May 1, 2024 at 05:14PM
Organizations focusing on API security must prioritize identifying and managing shadow APIs, as they pose significant risks if left unaddressed. Rupesh Chokshi from Akamai highlights the prevalence of these endpoints and emphasizes the need to either document or decommission them. He also outlines the broader challenges and attack vectors associated with API security.

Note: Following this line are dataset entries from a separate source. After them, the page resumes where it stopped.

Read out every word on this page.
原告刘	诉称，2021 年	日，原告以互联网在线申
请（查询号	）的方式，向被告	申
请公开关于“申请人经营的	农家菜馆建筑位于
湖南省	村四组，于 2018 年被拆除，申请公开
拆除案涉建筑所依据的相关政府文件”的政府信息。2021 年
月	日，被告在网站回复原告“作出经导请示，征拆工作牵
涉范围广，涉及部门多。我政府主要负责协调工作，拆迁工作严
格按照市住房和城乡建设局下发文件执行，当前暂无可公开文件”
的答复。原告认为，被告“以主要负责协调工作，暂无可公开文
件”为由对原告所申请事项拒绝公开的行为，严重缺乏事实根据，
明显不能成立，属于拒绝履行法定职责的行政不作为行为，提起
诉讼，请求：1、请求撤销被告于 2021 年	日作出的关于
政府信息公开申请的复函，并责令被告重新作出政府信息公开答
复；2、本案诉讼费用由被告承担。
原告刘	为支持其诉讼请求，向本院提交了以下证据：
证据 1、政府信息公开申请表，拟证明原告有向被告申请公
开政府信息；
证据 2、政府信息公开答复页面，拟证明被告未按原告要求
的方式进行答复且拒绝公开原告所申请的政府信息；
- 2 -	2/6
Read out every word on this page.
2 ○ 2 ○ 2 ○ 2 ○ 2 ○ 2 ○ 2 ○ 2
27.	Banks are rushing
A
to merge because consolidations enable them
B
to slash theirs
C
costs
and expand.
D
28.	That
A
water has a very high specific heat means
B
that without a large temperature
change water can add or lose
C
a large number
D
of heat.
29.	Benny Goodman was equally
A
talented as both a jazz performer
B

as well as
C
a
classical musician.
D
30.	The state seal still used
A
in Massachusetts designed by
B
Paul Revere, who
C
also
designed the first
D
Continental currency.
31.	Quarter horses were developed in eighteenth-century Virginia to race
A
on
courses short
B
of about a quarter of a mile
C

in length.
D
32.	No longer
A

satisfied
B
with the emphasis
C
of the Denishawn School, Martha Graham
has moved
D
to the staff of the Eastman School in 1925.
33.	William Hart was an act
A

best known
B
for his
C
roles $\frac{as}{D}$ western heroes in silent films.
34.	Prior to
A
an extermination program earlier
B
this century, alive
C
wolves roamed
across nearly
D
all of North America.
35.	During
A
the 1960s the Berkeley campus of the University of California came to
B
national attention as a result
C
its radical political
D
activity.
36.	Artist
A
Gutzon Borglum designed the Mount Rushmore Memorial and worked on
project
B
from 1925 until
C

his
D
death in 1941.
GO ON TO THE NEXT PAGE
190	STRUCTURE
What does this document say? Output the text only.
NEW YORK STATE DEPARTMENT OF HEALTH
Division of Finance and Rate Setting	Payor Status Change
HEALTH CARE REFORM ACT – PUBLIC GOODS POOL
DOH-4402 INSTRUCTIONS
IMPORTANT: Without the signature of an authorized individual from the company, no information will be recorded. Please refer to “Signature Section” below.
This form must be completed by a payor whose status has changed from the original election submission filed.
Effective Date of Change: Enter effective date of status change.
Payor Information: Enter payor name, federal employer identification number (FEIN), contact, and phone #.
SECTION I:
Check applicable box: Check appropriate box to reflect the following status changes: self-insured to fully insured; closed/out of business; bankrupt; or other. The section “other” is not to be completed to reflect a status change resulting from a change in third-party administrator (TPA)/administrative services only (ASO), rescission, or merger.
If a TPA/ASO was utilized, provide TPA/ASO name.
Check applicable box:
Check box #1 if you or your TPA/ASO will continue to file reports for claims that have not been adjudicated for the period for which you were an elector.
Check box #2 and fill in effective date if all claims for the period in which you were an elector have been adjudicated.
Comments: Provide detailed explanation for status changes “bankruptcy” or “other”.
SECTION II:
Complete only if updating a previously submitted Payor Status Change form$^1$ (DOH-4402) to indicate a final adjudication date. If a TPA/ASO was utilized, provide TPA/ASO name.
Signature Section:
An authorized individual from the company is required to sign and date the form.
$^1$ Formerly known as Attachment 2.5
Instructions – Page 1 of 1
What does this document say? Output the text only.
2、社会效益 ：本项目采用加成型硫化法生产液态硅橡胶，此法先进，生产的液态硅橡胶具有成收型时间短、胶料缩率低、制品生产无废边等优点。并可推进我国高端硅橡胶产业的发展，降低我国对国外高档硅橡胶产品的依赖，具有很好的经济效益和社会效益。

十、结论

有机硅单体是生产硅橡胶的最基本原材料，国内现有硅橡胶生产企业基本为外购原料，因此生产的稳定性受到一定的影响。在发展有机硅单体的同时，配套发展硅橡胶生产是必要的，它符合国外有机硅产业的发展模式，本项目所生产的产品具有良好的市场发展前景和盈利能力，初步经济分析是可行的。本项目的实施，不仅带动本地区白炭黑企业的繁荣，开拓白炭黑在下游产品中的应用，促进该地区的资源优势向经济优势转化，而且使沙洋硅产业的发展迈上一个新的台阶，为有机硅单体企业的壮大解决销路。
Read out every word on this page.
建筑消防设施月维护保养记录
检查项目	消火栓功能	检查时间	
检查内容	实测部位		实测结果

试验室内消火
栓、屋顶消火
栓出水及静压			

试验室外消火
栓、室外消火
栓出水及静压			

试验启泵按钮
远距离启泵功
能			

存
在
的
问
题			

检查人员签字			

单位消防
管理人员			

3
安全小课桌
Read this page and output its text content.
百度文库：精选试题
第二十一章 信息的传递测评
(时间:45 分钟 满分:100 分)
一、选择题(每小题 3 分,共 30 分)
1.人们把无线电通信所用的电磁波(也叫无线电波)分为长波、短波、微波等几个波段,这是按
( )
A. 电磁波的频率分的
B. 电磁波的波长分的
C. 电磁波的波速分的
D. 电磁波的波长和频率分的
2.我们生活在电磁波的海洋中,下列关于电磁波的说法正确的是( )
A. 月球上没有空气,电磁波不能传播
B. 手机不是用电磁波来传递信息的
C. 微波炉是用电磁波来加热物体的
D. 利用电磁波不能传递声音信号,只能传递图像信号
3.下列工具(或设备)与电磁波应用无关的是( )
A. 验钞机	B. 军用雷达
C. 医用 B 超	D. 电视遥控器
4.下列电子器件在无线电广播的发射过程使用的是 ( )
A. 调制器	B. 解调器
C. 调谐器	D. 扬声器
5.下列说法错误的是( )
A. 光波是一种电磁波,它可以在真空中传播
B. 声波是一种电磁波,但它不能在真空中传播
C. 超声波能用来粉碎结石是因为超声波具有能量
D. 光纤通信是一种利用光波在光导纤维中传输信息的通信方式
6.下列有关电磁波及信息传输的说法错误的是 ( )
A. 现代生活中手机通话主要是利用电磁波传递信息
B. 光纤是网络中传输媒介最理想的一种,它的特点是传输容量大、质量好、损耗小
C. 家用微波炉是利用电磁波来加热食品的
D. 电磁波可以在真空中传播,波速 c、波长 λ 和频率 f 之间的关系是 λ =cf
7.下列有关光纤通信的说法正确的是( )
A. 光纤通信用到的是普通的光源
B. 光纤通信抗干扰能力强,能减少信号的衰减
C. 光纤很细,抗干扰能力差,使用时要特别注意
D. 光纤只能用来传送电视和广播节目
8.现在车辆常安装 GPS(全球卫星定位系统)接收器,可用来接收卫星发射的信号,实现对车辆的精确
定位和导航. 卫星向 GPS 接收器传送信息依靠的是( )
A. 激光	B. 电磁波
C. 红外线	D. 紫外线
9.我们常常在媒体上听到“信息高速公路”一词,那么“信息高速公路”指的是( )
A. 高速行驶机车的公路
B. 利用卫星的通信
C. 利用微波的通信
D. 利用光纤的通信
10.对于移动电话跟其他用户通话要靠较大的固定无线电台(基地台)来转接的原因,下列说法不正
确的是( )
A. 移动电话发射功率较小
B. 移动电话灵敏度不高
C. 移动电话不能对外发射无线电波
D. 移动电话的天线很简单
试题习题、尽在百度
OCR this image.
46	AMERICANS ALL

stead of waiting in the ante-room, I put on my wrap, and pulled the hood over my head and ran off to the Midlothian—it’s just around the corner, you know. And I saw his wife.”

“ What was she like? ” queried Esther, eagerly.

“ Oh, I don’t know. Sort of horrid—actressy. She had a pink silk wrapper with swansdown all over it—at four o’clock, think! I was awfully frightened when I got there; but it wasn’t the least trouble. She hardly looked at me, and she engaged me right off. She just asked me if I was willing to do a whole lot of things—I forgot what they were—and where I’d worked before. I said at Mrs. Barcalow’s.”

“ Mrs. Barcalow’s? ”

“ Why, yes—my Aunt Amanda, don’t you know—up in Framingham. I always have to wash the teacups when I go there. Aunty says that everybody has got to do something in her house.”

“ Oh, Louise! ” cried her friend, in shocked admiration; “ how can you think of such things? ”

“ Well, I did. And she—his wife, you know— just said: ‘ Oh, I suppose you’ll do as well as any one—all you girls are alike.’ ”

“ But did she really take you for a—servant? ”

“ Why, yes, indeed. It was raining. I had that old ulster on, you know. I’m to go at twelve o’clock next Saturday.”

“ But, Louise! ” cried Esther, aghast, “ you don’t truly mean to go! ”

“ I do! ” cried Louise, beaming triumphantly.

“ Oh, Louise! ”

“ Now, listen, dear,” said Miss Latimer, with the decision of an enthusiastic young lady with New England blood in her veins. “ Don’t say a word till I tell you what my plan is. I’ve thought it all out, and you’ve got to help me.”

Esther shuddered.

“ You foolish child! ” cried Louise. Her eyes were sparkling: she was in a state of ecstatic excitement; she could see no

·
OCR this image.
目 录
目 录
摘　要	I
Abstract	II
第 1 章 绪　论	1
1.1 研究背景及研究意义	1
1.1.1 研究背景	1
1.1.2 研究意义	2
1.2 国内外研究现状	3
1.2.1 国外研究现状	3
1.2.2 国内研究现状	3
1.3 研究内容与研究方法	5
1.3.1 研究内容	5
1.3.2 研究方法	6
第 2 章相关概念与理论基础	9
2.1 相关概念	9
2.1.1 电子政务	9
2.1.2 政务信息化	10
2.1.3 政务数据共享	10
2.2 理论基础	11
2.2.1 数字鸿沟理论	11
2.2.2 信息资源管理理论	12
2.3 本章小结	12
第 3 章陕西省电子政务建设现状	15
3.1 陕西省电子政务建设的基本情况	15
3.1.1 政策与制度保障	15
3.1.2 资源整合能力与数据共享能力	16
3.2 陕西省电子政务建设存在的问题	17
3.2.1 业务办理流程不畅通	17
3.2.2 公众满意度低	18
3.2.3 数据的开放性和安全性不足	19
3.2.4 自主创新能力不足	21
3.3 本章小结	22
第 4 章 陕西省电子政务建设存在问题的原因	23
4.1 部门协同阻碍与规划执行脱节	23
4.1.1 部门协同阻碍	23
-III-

From the meeting notes, it is evident that organizations face significant challenges in managing and securing their API environment. Rupesh Chokshi emphasized the importance of addressing unmanaged or shadow application programming interfaces (APIs). These are endpoints that are outdated, undocumented, or no longer in use, posing a substantial risk to organizations.
Chokshi is scheduled to present on this topic at the upcoming RSA Conference 2024 in San Francisco. He highlighted the surprising discovery of numerous shadow endpoints in enterprise environments, which underscores the urgency for organizations to identify and either eliminate or incorporate these endpoints into their API security program.
The proliferation of APIs has expanded the attack surface for organizations, exposing them to greater risks. Research from Akamai indicates that a significant portion of web attacks target APIs, with common attack vectors including SQL injection, cross-site scripting, session hijacking, and data harvesting.
The challenges in API security fall into two broad categories: postural and runtime related issues. Postural weaknesses stem from implementation flaws, such as shadow APIs and unauthenticated resource access. In contrast, runtime problems involve active threats, such as unauthenticated attempts to access sensitive API resources and data scraping attempts.
To address these challenges, Chokshi stressed the need for organizations to maintain visibility over their API environment, including detecting and decommissioning shadow APIs. Additionally, organizations should maintain an inventory of their APIs, correct flaws in API code, bolster threat detection and response capabilities, and establish an API threat hunting capability.
In summary, the meeting notes provide an overview of the significant risks posed by unmanaged APIs and the essential measures organizations need to take to mitigate these risks and secure their API environment.